Per questo Maria è sconvolta. Si domanda quale sia il ‘senso’ di questo saluto. Non si domanda solo quale sia il ‘significato’, ma ancor più si chiede quale ‘promessa’ si nasconda dentro quelle parole che non comprende.

Pian piano, l’angelo le spiega, le annuncia. E Maria dialoga con lui.

Dalle sue parole emerge sempre più lo stupore.

Nulla c’è di scontato nelle parole di Dio. E Maria si lascia sorprendere dalla sua misericordia. Modello supremo di come dobbiamo porci dinnanzi all’avvento di Dio!

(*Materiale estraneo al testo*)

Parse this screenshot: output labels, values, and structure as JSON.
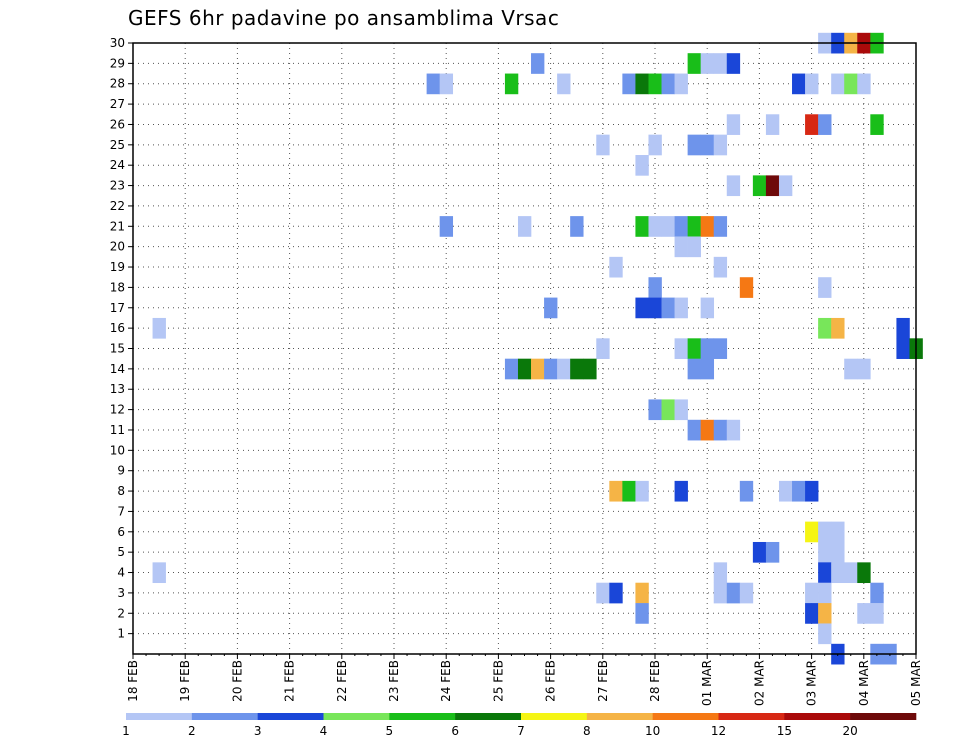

Il suo stupore poi, alla fine, diventa abbandono incondizionato, confidente, fiducioso alla Parola, perché questa parola prenda carne nella sua vita e diventi carne della sua carne.

 

Così, anche noi, arriviamo alla terza Parola, la gratitudine, indicata nella seconda lettura dalla lettera di Paolo agli Efesini: «Benedetto Dio, Padre del Signore nostro Gesù Cristo, che ci ha benedetti con ogni benedizione spirituale nei cieli in Cristo».

E’ la gratitudine di chi scopre, in prima persona, di essere stato ‘predestinato’ dalla misericordia, che è ben più grande del proprio peccato.

Al di là del male, in Gesù – come Maria! – noi siamo stati ‘gratificati’.

 

Il Vangelo è gratificazione’ sublime, ben al di là della ‘mortificazione’ del peccato.

Il male, la colpa ci mortificano.

Il Vangelo della misericordia è gratificazione, riconoscenza, gratitudine!